Presos dois suspeitos de vender arma a atirador, diz polícia

A dupla foi encontrada por policiais militares do 21º BPM.
Negociações para compra da arma teriam começado há cerca de 4 meses.

Do G1 RJ

A Divisão de Homicídios (DH) informou, neste sábado (9), que estão presos os dois suspeitos de negociar e vender uma das duas armas para Wellington Menezes de Oliveira, o homem que matou 12 crianças em uma escola em Realengo, na Zona Oeste.

A DH fez o pedido de prisão preventiva no plantão do Tribunal de Justiça do Rio de Janeiro na madrugada deste sábado.

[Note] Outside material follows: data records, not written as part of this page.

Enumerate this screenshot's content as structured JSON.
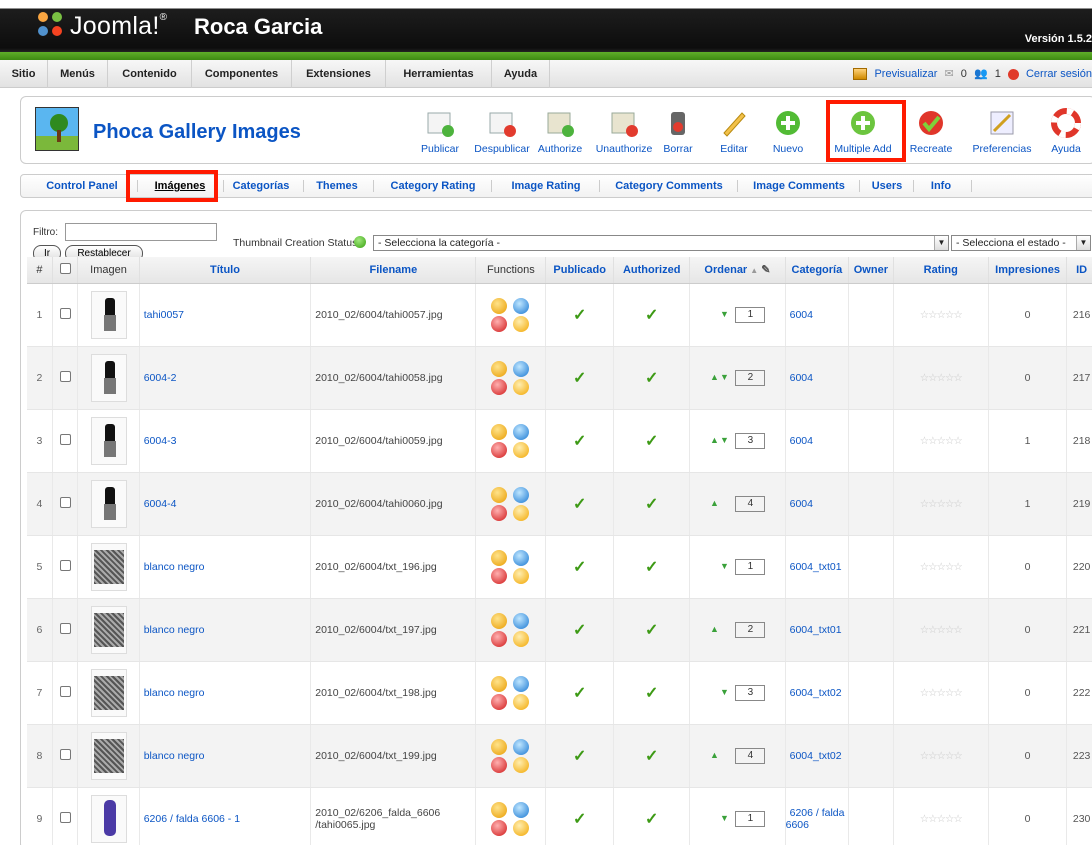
{
  "header": {
    "logo_text": "Joomla!",
    "site_name": "Roca Garcia",
    "version": "Versión 1.5.2"
  },
  "menubar": {
    "items": [
      "Sitio",
      "Menús",
      "Contenido",
      "Componentes",
      "Extensiones",
      "Herramientas",
      "Ayuda"
    ],
    "preview": "Previsualizar",
    "messages_count": "0",
    "users_count": "1",
    "logout": "Cerrar sesión"
  },
  "toolbar": {
    "title": "Phoca Gallery Images",
    "buttons": [
      "Publicar",
      "Despublicar",
      "Authorize",
      "Unauthorize",
      "Borrar",
      "Editar",
      "Nuevo",
      "Multiple Add",
      "Recreate",
      "Preferencias",
      "Ayuda"
    ]
  },
  "submenu": {
    "items": [
      "Control Panel",
      "Imágenes",
      "Categorías",
      "Themes",
      "Category Rating",
      "Image Rating",
      "Category Comments",
      "Image Comments",
      "Users",
      "Info"
    ],
    "active": "Imágenes"
  },
  "filter": {
    "label": "Filtro:",
    "value": "",
    "go_label": "Ir",
    "reset_label": "Restablecer",
    "thumb_status_label": "Thumbnail Creation Status:",
    "category_select": "- Selecciona la categoría -",
    "state_select": "- Selecciona el estado -"
  },
  "table": {
    "columns": [
      "#",
      "",
      "Imagen",
      "Título",
      "Filename",
      "Functions",
      "Publicado",
      "Authorized",
      "Ordenar",
      "Categoría",
      "Owner",
      "Rating",
      "Impresiones",
      "ID"
    ],
    "rows": [
      {
        "n": "1",
        "title": "tahi0057",
        "filename": "2010_02/6004/tahi0057.jpg",
        "up": false,
        "down": true,
        "order": "1",
        "category": "6004",
        "owner": "",
        "impressions": "0",
        "id": "216",
        "thumb": "dress"
      },
      {
        "n": "2",
        "title": "6004-2",
        "filename": "2010_02/6004/tahi0058.jpg",
        "up": true,
        "down": true,
        "order": "2",
        "category": "6004",
        "owner": "",
        "impressions": "0",
        "id": "217",
        "thumb": "dress"
      },
      {
        "n": "3",
        "title": "6004-3",
        "filename": "2010_02/6004/tahi0059.jpg",
        "up": true,
        "down": true,
        "order": "3",
        "category": "6004",
        "owner": "",
        "impressions": "1",
        "id": "218",
        "thumb": "dress"
      },
      {
        "n": "4",
        "title": "6004-4",
        "filename": "2010_02/6004/tahi0060.jpg",
        "up": true,
        "down": false,
        "order": "4",
        "category": "6004",
        "owner": "",
        "impressions": "1",
        "id": "219",
        "thumb": "dress"
      },
      {
        "n": "5",
        "title": "blanco negro",
        "filename": "2010_02/6004/txt_196.jpg",
        "up": false,
        "down": true,
        "order": "1",
        "category": "6004_txt01",
        "owner": "",
        "impressions": "0",
        "id": "220",
        "thumb": "fabric"
      },
      {
        "n": "6",
        "title": "blanco negro",
        "filename": "2010_02/6004/txt_197.jpg",
        "up": true,
        "down": false,
        "order": "2",
        "category": "6004_txt01",
        "owner": "",
        "impressions": "0",
        "id": "221",
        "thumb": "fabric"
      },
      {
        "n": "7",
        "title": "blanco negro",
        "filename": "2010_02/6004/txt_198.jpg",
        "up": false,
        "down": true,
        "order": "3",
        "category": "6004_txt02",
        "owner": "",
        "impressions": "0",
        "id": "222",
        "thumb": "fabric"
      },
      {
        "n": "8",
        "title": "blanco negro",
        "filename": "2010_02/6004/txt_199.jpg",
        "up": true,
        "down": false,
        "order": "4",
        "category": "6004_txt02",
        "owner": "",
        "impressions": "0",
        "id": "223",
        "thumb": "fabric"
      },
      {
        "n": "9",
        "title": "6206 / falda 6606 - 1",
        "filename": "2010_02/6206_falda_6606 /tahi0065.jpg",
        "up": false,
        "down": true,
        "order": "1",
        "category": "6206 / falda 6606",
        "owner": "",
        "impressions": "0",
        "id": "230",
        "thumb": "purple"
      }
    ]
  },
  "colors": {
    "link": "#0b55c4",
    "highlight": "#ff1a00",
    "header_bg": "#0d0d0d",
    "header_stripe": "#5fae29"
  }
}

Os dois foram ouvidos na noite de sexta-feira (8) na DH, na Barra da Tijuca. Eles foram encontrados por policiais militares do serviço reservado do 21º BPM (São João de Meriti). De acordo com o comandante do batalhão, Ricardo Arlem, um chaveiro, vizinho de Wellington, teria sido quem intermediou a compra do revólver calibre 32, uma das armas utilizadas no massacre.
O comandante explicou que Wellington teria procurado o chaveiro, por saber que ele tinha contatos de pessoas que vendiam armas clandestinamente. Ainda segundo a Polícia Militar, as negociações para a compra da arma teriam começado há cerca de quatro meses.

Um amigo do chaveiro teria vendido a arma para o atirador. Segundo a PM, o suposto vendedor tem passagens pela polícia pelos crimes de porte ilegal de arma, uso de documento falso e estupro.

De acordo com o comandante Ricardo Arlem, assim que os homens foram abordados pelos PMs, eles negaram a venda, mas depois confirmaram e trocaram acusações.

"Sheik"
Segundo a PM, o chaveiro revelou que Wellington era conhecido na região onde morava em Sepetiba, na Zona Oeste do Rio, pelo apelido de "Sheik", devido à barba longa que cultivou até dias antes do crime. Na carta que deixou na escola, Wellington não deu indicações de que seria muçulmano (leia carta na íntegra).

“Nós descobrimos esses dois homens porque um PM à paisana ouviu o vendedor comentar ao chaveiro, tá vendo aquela arma que te vendi, tá vendo como ela tava afiadinha?, olha o estrago que ela fez”, reproduziu o comandante.

O comandante contou ainda que os homens negaram vender as munições utilizadas por Wellington. A Divisão de Homicídios, que investiga o caso, tenta esclarecer se os dois homens têm realmente ligação com a venda do armamento.

11 vítimas sepultadas
Durante toda a sexta-feira (8), familiares, parentes e moradores do bairro de Realengo deram adeus a 11 das 12 crianças mortas pelo atirador Wellington Menezes de Oliveira na Escola Municipal Tasso da Silveira, na Zona Oeste do Rio. O corpo de Ana Carolina Pacheco da Silva, de 13 anos, será cremado no sábado (9).

Apenas o corpo do atirador Wellington Menezes de Oliveira, de 23 anos, ainda está no Instituto Médico Legal (IML). Segundo o IML, após dez dias, o rapaz será enterrado como "corpo não reclamado".

Feridos
Dez alunos baleados na Escola municipal Tasso da Silveira seguem internados nesta sexta-feira (8), em seis hospitais do Rio. Três deles estão em estado grave. Renata Lima Rocha, de 14 anos, recebeu alta do Hospital Albert Schweitzer na tarde desta sexta-feira. Ela foi foi baleada no abdômem.